In this project, I propose to build infrastructure to begin comparing the catalogue of tropical cyclones contained within HighResMIP to that of statistical emulators. Note that much of the HighResMIP model output appears to not yet be available on the ESGF repository, but several models are available and we can begin creating a scalable framework to ingest other models as they are uploaded.
Hacking could include the following (trying to keep the 3-day agenda fairly short and sweet, since it will inevitably expand into more work than anticipated):
- adapting TempestExtremes (or another tracking algorithm) to identify TCs within the CMIP6 models. My experience with this tool is limited, but I’m guessing that appropriately tuning this could be a fairly significant endeavor.
- setting up scalable processing in the Pangeo environment for TE across the output from various models
- developing a suite of relevant summary statistics resulting from these TE outputs (e.g. frequencies, intensities, cumulative rainfall distributions by basin and decade)
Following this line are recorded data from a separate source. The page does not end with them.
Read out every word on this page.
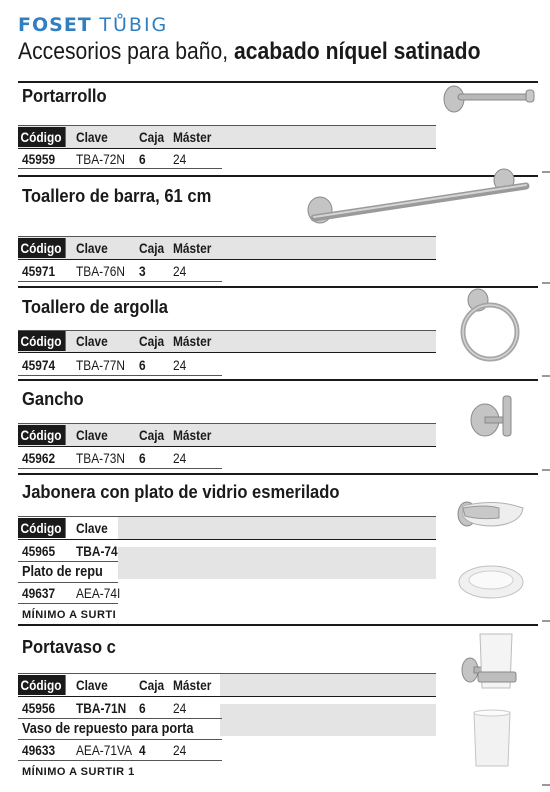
FOSET TŮBIG
Accesorios para baño, acabado níquel satinado
Portarrollo
Código Clave Caja Máster
45959 TBA-72N 6 24
Toallero de barra, 61 cm
Código Clave Caja Máster
45971 TBA-76N 3 24
Toallero de argolla
Código Clave Caja Máster
45974 TBA-77N 6 24
Gancho
Código Clave Caja Máster
45962 TBA-73N 6 24
Jabonera con plato de vidrio esmerilado
Código Clave
45965 TBA-74
Plato de repu
49637 AEA-74I
MÍNIMO A SURTI
Portavaso c
Código Clave Caja Máster
45956 TBA-71N 6 24
Vaso de repuesto para porta
49633 AEA-71VA 4 24
MÍNIMO A SURTIR 1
- (potentially) comparing these distributions to those from a statistical emulator (see data needs below)
Anticipated Data Needs
- 3 hr (potentially can use daily?) u, v, sea level pressure, rainfall from as many HighResMIP models as possible
- comparison TC tracks from statistical emulator. Note that I have many of these from an ongoing project, but I am not yet sure if I will be able to share/use these during the hackathon. It’s possible that we may need to develop the GCM processing infrastructure during the hackathon and pursue the full comparison as part of a longer-term effort incorporating other collaborators.
Anticipated Software Tools
- scikit-learn and/or statsmodels and/or other statistical python packages
Anyone interested in TCs and/or socioeconomic impacts. Also anyone wishing to work with a variable-tracking algorithm like tempestExtremes. Also anyone experienced with data processing in dask/xarray.